Hence, this alignment check ensures that rounding down of any offsets
provided by KVM (based on page size configured in the backing file
provided) to restrictedmem_get_page() must not go below the offset
provided to KVM_SET_USER_MEMORY_REGION2.

Enforcing alignment of restrictedmem_offset based on the currently-set
page size in the backing file (i.e. shmem) may not be effective, since
the size of the pages in the backing file can be adjusted to a larger
size after KVM_SET_USER_MEMORY_REGION2 succeeds. With that, we may still
end up allocating outside the range that KVM was provided with.

Hence, to be safe, we should check alignment to the max page size across
all backing filesystems, so the constraint is

rounding down restrictedmem_offset to
min(max page size across all backing filesystems,
max page size that fits in memory_size) == restrictedmem_offset

which is the same check as

restrictedmem_offset must be aligned to min(max page size across all
backing filesystems, max page size that fits in memory_size)
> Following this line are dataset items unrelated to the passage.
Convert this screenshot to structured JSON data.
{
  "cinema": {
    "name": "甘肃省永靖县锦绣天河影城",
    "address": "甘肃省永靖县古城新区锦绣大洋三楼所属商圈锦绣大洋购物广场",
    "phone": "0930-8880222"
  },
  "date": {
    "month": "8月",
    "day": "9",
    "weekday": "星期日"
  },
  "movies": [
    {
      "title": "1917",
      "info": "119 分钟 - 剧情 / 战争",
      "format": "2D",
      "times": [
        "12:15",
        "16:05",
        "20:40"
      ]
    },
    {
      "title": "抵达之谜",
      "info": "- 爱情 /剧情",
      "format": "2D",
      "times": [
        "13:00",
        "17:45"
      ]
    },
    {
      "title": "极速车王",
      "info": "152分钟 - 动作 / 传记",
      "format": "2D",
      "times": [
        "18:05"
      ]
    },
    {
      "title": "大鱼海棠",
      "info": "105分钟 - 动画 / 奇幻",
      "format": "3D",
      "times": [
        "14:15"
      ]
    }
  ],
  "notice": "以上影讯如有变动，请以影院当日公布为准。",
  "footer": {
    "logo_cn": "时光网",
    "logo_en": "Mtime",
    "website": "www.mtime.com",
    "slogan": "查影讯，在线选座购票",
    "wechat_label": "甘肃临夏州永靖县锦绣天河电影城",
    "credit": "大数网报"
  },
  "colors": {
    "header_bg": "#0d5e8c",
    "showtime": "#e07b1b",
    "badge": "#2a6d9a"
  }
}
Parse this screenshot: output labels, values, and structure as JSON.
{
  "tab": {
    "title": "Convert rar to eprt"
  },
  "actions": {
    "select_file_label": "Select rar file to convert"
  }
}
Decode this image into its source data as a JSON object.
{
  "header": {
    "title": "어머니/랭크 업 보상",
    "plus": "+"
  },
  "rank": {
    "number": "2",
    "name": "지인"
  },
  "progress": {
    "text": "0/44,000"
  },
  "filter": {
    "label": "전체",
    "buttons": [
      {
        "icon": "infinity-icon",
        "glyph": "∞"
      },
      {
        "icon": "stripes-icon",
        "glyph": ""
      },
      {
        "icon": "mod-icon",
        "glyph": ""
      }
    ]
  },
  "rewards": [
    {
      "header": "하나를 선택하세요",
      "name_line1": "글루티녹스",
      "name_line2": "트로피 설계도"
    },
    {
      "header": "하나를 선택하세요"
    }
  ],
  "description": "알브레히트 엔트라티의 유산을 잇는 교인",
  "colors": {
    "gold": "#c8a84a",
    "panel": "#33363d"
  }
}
which can safely reduce to

restrictedmem_offset must be aligned to max page size that fits in
memory_size

since "max page size that fits in memory_size" is probably <= to "max
page size across all backing filesystems", and if it's larger, it'll
just be a tighter constraint.

If the above understanding is correct:

+ We must enforce this in the KVM_SET_USER_MEMORY_REGION2 handler, since
IIUC shmem will just round down and allocate without checking bounds.

+ I think this is okay because holes in the restrictedmem file (in
terms of offset) made to accommodate this constraint don't cost us
anything anyway(?) Are they just arbitrary offsets in a file? In
our case, this file is usually a new and empty file.

+ In the case of migration of a restrictedmem file between two KVM
VMs, this constraint would cause a problem is if the largest
possible page size on the destination machine is larger than that
of the source machine. In that case, we might have to move the
data in the file to a different offset (a separate problem).

+ On this note, it seems like there is no check for when the range is
smaller than the allocated page? Like if the range provided is 4KB in
size, but shmem is then configured to use a 1GB page, will we end up
allocating past the end of the range?